Говорили о погоде, о какой-то бабке Кате, у которой городской шофер задавил гуся, а штрафа отдавать не хочет. И еще о чем-то разном говорили. А потом Лидуха на все лады взялась расхваливать своего мужа Григория, и такой он у нее, выходило, умница — не голова, Дом Советов! Захар Андреич всячески поощрял эти ее мысли, а сам тайно посмеивался. Пчелы по-прежнему клубились вокруг, и, хотя Захар Андреич заверял, что нападать они не должны, Анатолий помнил укус и боязливо горбился.
— Боишься? Ведь боишься? — засмеялась Лидуха. — Захар Андреич, он боится!
Ничего особенного не сказала, но почему-то после этих слов увидел Анатолий, что глаза в этот раз синели у Лидухи гуще, косынка была новее, а платье — легче.
— Бери корзину, принесем яблок еще.
Раздвигая ветви кустарника, через высокие и жирные в низине травы, она шагала быстро, то и дело оборачивалась, в глаза ему смотрела, и взгляд ее все дразнил: «Боишься?

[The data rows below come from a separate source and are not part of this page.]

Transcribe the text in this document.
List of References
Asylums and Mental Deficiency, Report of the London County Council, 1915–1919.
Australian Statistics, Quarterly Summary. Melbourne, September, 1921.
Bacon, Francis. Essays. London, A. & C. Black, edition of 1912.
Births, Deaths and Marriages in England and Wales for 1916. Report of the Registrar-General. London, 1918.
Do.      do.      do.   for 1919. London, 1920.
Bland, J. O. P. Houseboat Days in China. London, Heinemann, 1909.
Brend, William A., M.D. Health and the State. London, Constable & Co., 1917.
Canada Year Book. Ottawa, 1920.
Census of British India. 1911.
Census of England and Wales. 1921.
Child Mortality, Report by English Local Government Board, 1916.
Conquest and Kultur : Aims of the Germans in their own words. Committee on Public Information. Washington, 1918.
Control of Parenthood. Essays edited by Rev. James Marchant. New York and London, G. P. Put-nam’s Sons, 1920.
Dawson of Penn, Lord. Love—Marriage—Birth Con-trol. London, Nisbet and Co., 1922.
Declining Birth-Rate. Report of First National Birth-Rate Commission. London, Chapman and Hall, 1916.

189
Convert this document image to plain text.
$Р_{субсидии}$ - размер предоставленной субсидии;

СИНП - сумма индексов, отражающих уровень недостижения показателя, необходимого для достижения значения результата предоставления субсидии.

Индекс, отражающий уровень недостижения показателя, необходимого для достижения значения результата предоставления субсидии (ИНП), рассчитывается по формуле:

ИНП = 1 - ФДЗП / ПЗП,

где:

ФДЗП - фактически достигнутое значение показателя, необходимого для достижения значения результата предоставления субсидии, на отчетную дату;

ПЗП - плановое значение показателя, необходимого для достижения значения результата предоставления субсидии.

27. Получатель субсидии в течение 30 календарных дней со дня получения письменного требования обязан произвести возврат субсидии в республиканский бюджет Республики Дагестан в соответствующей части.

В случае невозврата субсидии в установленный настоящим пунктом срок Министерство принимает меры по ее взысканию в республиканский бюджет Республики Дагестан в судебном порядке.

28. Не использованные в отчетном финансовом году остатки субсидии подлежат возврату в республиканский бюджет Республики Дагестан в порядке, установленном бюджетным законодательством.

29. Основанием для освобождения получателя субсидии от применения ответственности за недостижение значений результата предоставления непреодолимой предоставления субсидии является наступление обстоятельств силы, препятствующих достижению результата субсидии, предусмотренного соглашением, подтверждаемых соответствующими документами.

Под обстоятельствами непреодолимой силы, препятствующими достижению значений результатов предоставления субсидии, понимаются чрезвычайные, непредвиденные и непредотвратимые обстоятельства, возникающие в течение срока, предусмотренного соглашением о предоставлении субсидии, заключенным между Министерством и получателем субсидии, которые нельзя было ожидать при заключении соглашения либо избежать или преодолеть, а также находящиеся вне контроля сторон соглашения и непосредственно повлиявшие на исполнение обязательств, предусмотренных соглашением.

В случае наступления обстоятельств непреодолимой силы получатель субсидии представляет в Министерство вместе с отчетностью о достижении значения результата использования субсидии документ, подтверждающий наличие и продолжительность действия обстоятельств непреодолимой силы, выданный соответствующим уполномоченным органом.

Ведь боишься?» А его и вправду обуяла ознобная трясучка, у него и вправду высохло в горле, и он все думал, что сейчас непременно что-то должно случиться. Ничего не случилось: кустарник внезапно кончился, по саду слышались голоса. Потом, когда они через тот же кустарник продирались с полной корзиной, она засмеялась: «Господи, до чего же заметно, что ты еще мальчик». Слова ее и смех были обидны, нужно было как-то действовать, но она шумнула: «Ой, Захар Андреич, подмените меня, рученьки отсохли».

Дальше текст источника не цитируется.